I text Speedy and Prince. They’re not in town. They’ve been off trail for three days since bailing out, so they hitched up to Medford to visit REI and haven’t returned yet. I tell Speedy I’m thinking of getting my own room and she says, Treat yourself girl, and so I do. I feel shattered. Everything I own is wet and dirty and I need some space, mentally and physically, to recuperate. When I’ve booked a room I head outside to walk over – and I’m instantly so cold again that I almost burst out in tears. When I enter my room, I turn the heat on 85. It’s amazing.

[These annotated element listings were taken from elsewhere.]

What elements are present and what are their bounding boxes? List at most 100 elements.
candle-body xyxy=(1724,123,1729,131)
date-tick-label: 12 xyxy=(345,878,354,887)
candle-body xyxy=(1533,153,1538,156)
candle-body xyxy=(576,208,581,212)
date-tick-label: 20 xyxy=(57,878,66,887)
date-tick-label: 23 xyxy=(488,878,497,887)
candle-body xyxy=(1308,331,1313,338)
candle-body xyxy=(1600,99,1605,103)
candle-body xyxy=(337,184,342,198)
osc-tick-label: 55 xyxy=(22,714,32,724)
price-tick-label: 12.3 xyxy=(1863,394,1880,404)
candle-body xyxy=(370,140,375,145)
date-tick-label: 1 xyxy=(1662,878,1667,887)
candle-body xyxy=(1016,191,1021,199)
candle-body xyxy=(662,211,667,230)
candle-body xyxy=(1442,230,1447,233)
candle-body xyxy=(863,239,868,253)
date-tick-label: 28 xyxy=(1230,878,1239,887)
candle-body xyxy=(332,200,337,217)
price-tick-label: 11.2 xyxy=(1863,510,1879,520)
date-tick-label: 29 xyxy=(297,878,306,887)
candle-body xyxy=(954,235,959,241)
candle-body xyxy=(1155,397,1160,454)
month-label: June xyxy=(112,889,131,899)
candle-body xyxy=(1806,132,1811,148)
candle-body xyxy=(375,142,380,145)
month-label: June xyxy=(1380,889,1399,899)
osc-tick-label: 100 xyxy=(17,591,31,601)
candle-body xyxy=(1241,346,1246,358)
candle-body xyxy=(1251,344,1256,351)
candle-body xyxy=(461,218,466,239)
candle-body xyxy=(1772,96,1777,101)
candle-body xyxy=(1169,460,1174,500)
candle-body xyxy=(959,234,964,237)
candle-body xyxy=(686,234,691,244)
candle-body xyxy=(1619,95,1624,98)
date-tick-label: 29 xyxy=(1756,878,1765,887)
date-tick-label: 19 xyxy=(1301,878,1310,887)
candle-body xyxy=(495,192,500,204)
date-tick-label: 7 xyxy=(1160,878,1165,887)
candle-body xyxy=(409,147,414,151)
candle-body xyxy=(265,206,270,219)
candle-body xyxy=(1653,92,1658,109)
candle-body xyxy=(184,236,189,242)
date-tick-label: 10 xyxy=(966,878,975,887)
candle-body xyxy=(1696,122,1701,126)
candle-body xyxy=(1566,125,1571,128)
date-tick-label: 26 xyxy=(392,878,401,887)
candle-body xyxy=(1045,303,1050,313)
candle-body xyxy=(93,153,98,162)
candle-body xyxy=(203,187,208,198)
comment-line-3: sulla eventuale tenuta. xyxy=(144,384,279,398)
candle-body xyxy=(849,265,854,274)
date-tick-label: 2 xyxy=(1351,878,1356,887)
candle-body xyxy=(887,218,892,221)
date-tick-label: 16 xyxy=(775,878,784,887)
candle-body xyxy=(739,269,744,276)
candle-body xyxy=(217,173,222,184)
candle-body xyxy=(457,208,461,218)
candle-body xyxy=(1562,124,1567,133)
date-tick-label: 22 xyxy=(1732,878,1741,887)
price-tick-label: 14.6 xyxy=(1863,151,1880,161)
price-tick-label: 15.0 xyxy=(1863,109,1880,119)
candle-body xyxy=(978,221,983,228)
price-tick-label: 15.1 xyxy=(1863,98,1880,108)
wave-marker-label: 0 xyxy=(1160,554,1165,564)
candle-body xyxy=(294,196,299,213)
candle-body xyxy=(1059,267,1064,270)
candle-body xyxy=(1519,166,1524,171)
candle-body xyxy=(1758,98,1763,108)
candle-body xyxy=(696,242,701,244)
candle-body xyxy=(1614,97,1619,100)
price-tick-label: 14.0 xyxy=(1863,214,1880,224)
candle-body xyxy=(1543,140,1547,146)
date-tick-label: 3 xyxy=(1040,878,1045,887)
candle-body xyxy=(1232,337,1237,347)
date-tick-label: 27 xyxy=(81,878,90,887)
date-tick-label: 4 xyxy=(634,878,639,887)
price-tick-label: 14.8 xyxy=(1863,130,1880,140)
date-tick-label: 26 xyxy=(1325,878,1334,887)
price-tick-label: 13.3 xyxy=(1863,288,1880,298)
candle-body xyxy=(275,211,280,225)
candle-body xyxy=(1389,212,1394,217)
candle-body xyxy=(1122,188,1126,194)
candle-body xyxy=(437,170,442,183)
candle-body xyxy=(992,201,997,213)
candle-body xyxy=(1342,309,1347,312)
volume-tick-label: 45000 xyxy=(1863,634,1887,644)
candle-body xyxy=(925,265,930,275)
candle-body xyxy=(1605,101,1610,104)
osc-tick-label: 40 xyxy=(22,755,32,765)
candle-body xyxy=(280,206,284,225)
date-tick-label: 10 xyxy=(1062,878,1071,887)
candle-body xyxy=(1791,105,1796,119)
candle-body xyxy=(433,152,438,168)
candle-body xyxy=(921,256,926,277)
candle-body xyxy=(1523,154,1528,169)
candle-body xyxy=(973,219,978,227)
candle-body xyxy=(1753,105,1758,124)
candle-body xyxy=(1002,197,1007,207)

When Speedy and Prince get back to town they get a room at the same hotel and I see them for the first time in days. It seems they were even more undercooled than me from the storm, and they had no choice but to get out. We share stories on the way to the supermarket and I buy the microwave lasagna I’ve been craving. I spend all night eating food and cleaning every piece of gear I own. When I take a shower to can see how much body fat I’ve lost in my upper body. It’s no surprise I wasn’t able to get warm anymore. I have a feeling I’ll need to stay another day.
We meet again for coffee the next morning. There’s more snow in the stretch coming up, and there’s no way I’m going in there. The trail is almost entirely covered up until just before Seiad Valley, 150 miles ahead, and we agree to flip up once again. But I also know I can’t continue today. I still feel somewhat distraught from those cold days, and although I’ve taken way too many zeros already, I simply need to warm up.
So this is where we part: Speedy and Prince want to get back to the trail today, and this is goodbye. They pack up their things and head off. I’d never expected to spend so much time with other people, so I’m kind of excited to continue alone. But first I have a day of rest, and then a long hitch up to Seiad Valley.